Universal actions land in the bot’s invoke handler as an adaptiveCard/action. You read the verb, mutate state, and return a fresh card:

async onInvokeActivity(context) {
  if (context.activity.name === "adaptiveCard/action") {
    const { verb, data } = context.activity.value.action;

    if (verb === "approve") {
      const result = await deploys.approve(data.deployId, context.activity.from.aadObjectId);
      return cardResponse(approvedCard(result));
    }
    if (verb === "reject") {
      const result = await deploys.reject(data.deployId, context.activity.from.aadObjectId);
      return cardResponse(rejectedCard(result));
    }
  }
}

function cardResponse(card) {
  return {
    status: 200,
    body: {
      statusCode: 200,
      type: "application/vnd.microsoft.card.adaptive",
      value: card,
    },
  };
}

The card you return replaces the original message for everyone. The “waiting” card becomes an “Approved by Jordan at 02:14” card in front of the whole channel. No more double-approvals.

The refresh model keeps cards live

Universal actions also support refresh — the card can auto-update when a user views it, so even someone who scrolls up to an old card sees current state.

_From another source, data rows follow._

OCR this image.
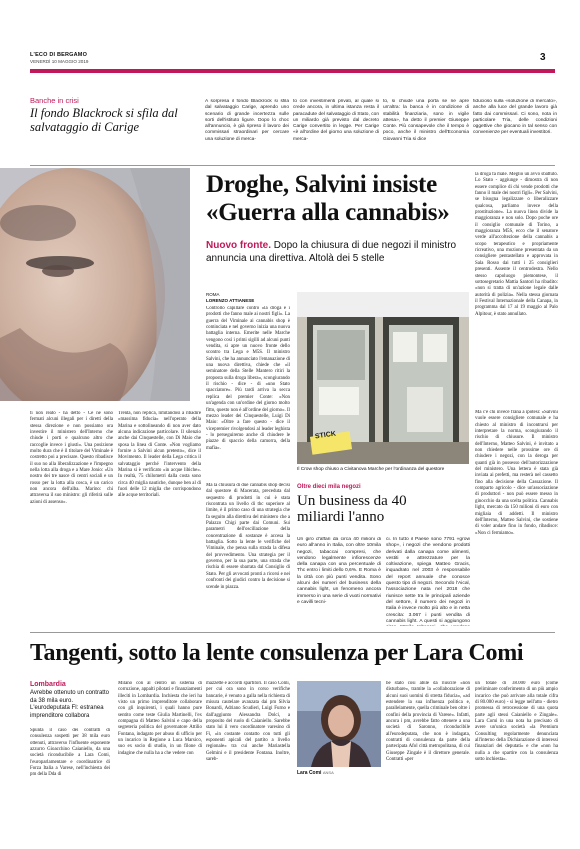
L'ECO DI BERGAMO
VENERDÌ 10 MAGGIO 2019	3
Banche in crisi
Il fondo Blackrock si sfila dal salvataggio di Carige
A sorpresa il fondo Blackrock si sfila dal salvataggio Carige, aprendo uno scenario di grande incertezza sulle sorti dell'istituto ligure. Dopo lo choc all'annuncio, è già ripreso il lavoro dei commissari straordinari per cercare una soluzione di merca-
to con investimenti privati, al quale si crede ancora, in ultima istanza resta il paracadute del salvataggio di Stato, con un miliardo già previsto dal decreto Carige convertito in legge. Per Carige «è all'ordine del giorno una soluzione di merca-
to, si chiude una porta se ne apre un'altra: la banca è in condizione di stabilità finanziaria, sono in vigile attesa», ha detto il premier Giuseppe Conte. Più consapevole che il tempo è poco, anche il ministro dell'Economia Giovanni Tria si dice
fiducioso sulla «soluzione di mercato», anche alla luce del grande lavoro già fatto dai commissari. Ci sono, nota in particolare Tria, delle condizioni oggettive che giocano in tal senso con convenienze per eventuali investitori.
Droghe, Salvini insiste
«Guerra alla cannabis»
Nuovo fronte. Dopo la chiusura di due negozi il ministro annuncia una direttiva. Altolà dei 5 stelle
ROMA
LORENZO ATTIANESE
Controllo capillare contro «la droga e i prodotti che fanno male ai nostri figli». La guerra del Viminale ai cannabis shop è cominciata e nel governo inizia una nuova battaglia interna. Emerite nelle Marche vengono così i primi sigilli ad alcuni punti vendita, si apre un nuovo fronte dello scontro tra Lega e M5S. Il ministro Salvini, che ha annunciato l'emanazione di una nuova direttiva, chiede che «il seminatore della Stelle Mantero ritiri la proposta sulla droga libera», scongiurando il rischio - dice - di «uno Stato spacciatore». Più tardi arriva la secca replica del premier Conte: «Non un'agenda con un'ordine del giorno molto fitto, questo non è all'ordine del giorno». Il mezzo leader dei Cinquestelle, Luigi Di Maio: «Oltre a fare questo - dice il vicepremier rivolgendosi al leader leghista - lo perseguiremo anche di chiudere le piazze di spaccio della camorra, della mafia».
Ma la chiusura di due cannabis shop decisi dal questore di Macerata, preceduta dal sequestro di prodotti in cui è stata riscontrata un livello di thc superiore al limite, è il primo caso di una strategia che fa seguito alla direttiva del ministero che a Palazzo Chigi parte dai Comuni. Sui parametri dell'oscillazione della concentrazione di sostanze è accesa la battaglia. Sotto la lente le verifiche del Viminale, che pensa sulla strada la difesa del provvedimento. Una strategia per il governo, per la sua parte, una strada che rischia di essere sbarrata dal Consiglio di Stato. Per gli avvocati pronti a ricorsi e nei confronti dei giudici contro la decisione si scende in piazza.
la droga fa male. Meglio un avvo sbattuto. Lo Stato - aggiunge - dimostra di non essere complice di chi vende prodotti che fanno il male dei nostri figli». Per Salvini, se bisogna legalizzare o liberalizzare qualcosa, parliamo invece della prostituzione». La nuova linea divide la maggioranza e non solo. Dopo poche ore il consiglio comunale di Torino, a maggioranza M5S, ecco che il senatore verde all'accoltezione della cannabis a scopo terapeutico e propriamente ricreativo, una mozione presentata da un consigliere pentastellato e approvata in Sala Rosso dai tutti i 25 consiglieri presenti. Assente il centrodestra. Nello stesso capoluogo piemontese, il sottosegretario Mattia Santori ha ribadito: «non si tratta di un'azione legale dalle autorità di polizia». Nella stessa giornata il Festival Internazionale della Canapa, in programma dal 17 al 19 maggio al Palo Alpitour, è stato annullato.
Ma c'è chi invece frana a ipotesi: «Salvini vuole essere consigliere comunale e ha chiesto al ministro di incontrarsi per interpretare la norma, scongiurando il rischio di chiusure. Il ministro dell'Interno, Matteo Salvini, è invitato a non chiedere nelle prossime ore di chiudere i negozi, con la deroga per quanti già in possesso dell'autorizzazione del ministero. Una lettera è stata già inviata ai prefetti, ma resterà nel cassetto fino alla decisione della Cassazione. Il comparto agricolo - dice un'associazione di produttori - non può essere messo in ginocchio da una scelta politica. Cannabis light, mercato da 150 milioni di euro con migliaia di addetti. Il ministro dell'Interno, Matteo Salvini, che sostiene di voler andare fino in fondo, ribadisce: «Non ci fermiamo».
ti non reato - ha detto - Ce ne sono fermati alcuni illegali per i diretti della stessa direzione e non possiamo ora investire il ministero dell'Interno che chiude i porti e qualcuno altro che raccoglie invece i giusti». Una posizione molto dura che è il titolare del Viminale è costretto poi a precisare. Questo ribadisce il suo no alla liberalizzazione e l'impegno nella lotta alla droga e a Mare Jonio: «Un nostro dei tre nasce di centri sociali e un rosso per la lotta alla cosca, è un carico non ancora dell'alba. Marino: chi attraversa il suo ministro: gli riferirà sulle azioni di assenso».
Trenta, non replica, limitandosi a ribadire «massima fiducia» nell'operato della Marina e sottolineando di non aver dato alcuna indicazione particolare. Il silenzio anche dai Cinquestelle, con Di Maio che sposa la linea di Conte. «Non vogliamo fornire a Salvini alcun pretesto», dice il Movimento. Il leader della Lega critica il salvataggio perché l'intervento della Marina si è verificato «in acque libiche». In realtà, 75 chilometri dalla costa sono circa 40 miglia nautiche, dunque ben al di fuori delle 12 miglia che corrispondono alle acque territoriali.
STICK
Il Crow shop chiuso a Civitanova Marche per l'ordinanza del questore
Oltre dieci mila negozi
Un business da 40 miliardi l'anno
Un giro d'affari da circa 40 milioni di euro all'anno in Italia, con oltre 10mila negozi, tabaccai compresi, che vendono legalmente infiorescenze della canapa con una percentuale di Thc entro i limiti dello 0,6%. E Roma è la città con più punti vendita. Sono alcuni dei numeri del business della cannabis light, un fenomeno ancora immerso in una serie di vuoti normativi e cavilli tecni-
ci. In tutto il Paese sono 7791 «grow shop», i negozi che vendono prodotti derivati dalla canapa come alimenti, vestiti e attrezzature per la coltivazione, spiega Matteo Gracis, inquadrato nel 2003 è responsabile del report annuale che conosce questo tipo di negozi. Secondo l'Aical, l'associazione nata nel 2018 che riunisce sette tra le principali aziende del settore, il numero dei negozi in Italia è invece molto più alto e in netta crescita: 3.067 i punti vendita di cannabis light. A questi si aggiungono
Tangenti, sotto la lente consulenza per Lara Comi
Lombardia
Avrebbe ottenuto un contratto da 38 mila euro. L'eurodeputata FI: estranea imprenditore collabora
Spunta il caso dei contratti di consulenza sospetti per 38 mila euro ottenuti, attraverso l'influente esponente azzurro Gioacchino Caianiello, da una società riconducibile a Lara Comi, l'europarlamentare e coordinatrice di Forza Italia a Varese, nell'inchiesta dei pm della Dda di
Milano con al centro un sistema di corruzione, appalti pilotati e finanziamenti illeciti in Lombardia. Inchiesta che ieri ha visto un primo imprenditore collaborare con gli inquirenti, i quali hanno pure sentito come teste Giulia Martinelli, l'ex compagna di Matteo Salvini e capo della segreteria politica del governatore Attilio Fontana, indagato per abuso di ufficio per un incarico in Regione a Luca Marsico, suo ex socio di studio, in un filone di indagine che nulla ha a che vedere con
mazzette e accordi spartitori. Il caso Comi, per cui ora sono in corso verifiche bancarie, è venuto a galla nella richiesta di misura cautelare avanzata dai pm Silvia Bonardi, Adriano Scudieri, Luigi Furno e dall'aggiunto Alessandra Dolci, a proposito del ruolo di Caianiello. Sarebbe stato lui il vero coordinatore varesino di Fi, «in costante contatto con tutti gli esponenti apicali del partito a livello regionale» tra cui anche Mariastella Gelmini e il presidente Fontana. Inoltre, sareb-
Lara Comi ANSA
be stato così abile da riuscire «non disturbare», tramite la «collaborazione di alcuni suoi uomini di stretta fiducia», «ad estendere la sua influenza politica e, parallelamente, quella criminale ben oltre i confini della provincia di Varese». Infatti, ancora i pm, avrebbe fatto ottenere a una società di Saronno, riconducibile all'eurodeputata, che non è indagata, contratti di consulenza da parte della partecipata Afol città metropolitana, di cui Giuseppe Zingale è il direttore generale. Contratti «per
un totale di 38.000 euro (come preliminare conferimento di un più ampio incarico che può arrivare alla totale cifra di 80.000 euro) - si legge nell'atto - dietro promessa di retrocessione di una quota parte agli stessi Caianiello e Zingale». Lara Comi in una nota ha precisato di avere un'unica società «la Premium Consulting regolarmente denunciata all'interno della Dichiarazione di interessi finanziari dei deputati» e che «non ha nulla a che spartire con la consulenza sotto inchiesta».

You declare a refresh verb and the user IDs allowed to trigger it:

{
  "refresh": {
    "action": {
      "type": "Action.Execute",
      "verb": "refreshDeploy",
      "data": { "deployId": "d-8812" }
    },
    "userIds": []
  }
}

An empty userIds means “refresh for everyone” — but be careful: that fans out an invoke to your bot per viewer, which at channel scale is a lot of calls. For high-traffic channels, populate userIds with just the approvers so only their clients refresh, and let everyone else see the state set by the last Action.Execute. This is the single most overlooked performance knob in adaptive cards.

Idempotency is mandatory here

Because multiple people can press buttons near-simultaneously and refreshes fire repeatedly, your handlers must be idempotent. Approving an already-approved deploy should be a no-op that returns the current state, not a second approval:

async approve(deployId, userId) {
  const d = await store.get(deployId);
  if (d.status !== "pending") return d;       // already decided — return as-is
  return store.update(deployId, { status: "approved", approver: userId, at: now() });
}

Without this, two clicks at the same millisecond create a race that double-deploys. The state machine, not the UI, is your source of truth.

Authorize the action, not just the click

A button being visible isn’t authorization. Anyone in the channel can press “Approve.” Check the clicker’s identity server-side against who’s allowed to approve:

if (verb === "approve" && !approvers.has(context.activity.from.aadObjectId)) {
  return cardResponse(deniedCard("You're not on the approvers list for prod deploys."));
}

context.activity.from.aadObjectId is trustworthy — it comes from the Teams platform, not the card payload — so it’s the right thing to gate on. Never trust an identity field you put in the card’s data; a crafted client could change it.

Graceful host fallback

Older clients may not support Action.Execute. The adaptive card spec lets you provide a fallback so those users get an Action.Submit path instead of a dead button. In practice most managed tenants are current, but if you support guests or mobile-heavy audiences, declaring the fallback costs nothing and saves a support ticket.

Where this fits

Universal actions are what make Teams a real workflow surface instead of a notification board. The pattern is consistent: define a verb, handle it in the bot’s invoke path, mutate an idempotent state machine, authorize against the trustworthy caller identity, and return a card that updates for the whole channel. Tune refresh.userIds so you don’t melt your bot at channel scale. For approval and acknowledgement card templates, see the prompt library, and find more adaptive card patterns in the Microsoft Teams category.

Adaptive card schema versions and invoke response formats evolve; validate Action.Execute and refresh behavior against current adaptive card docs before deploying approval flows.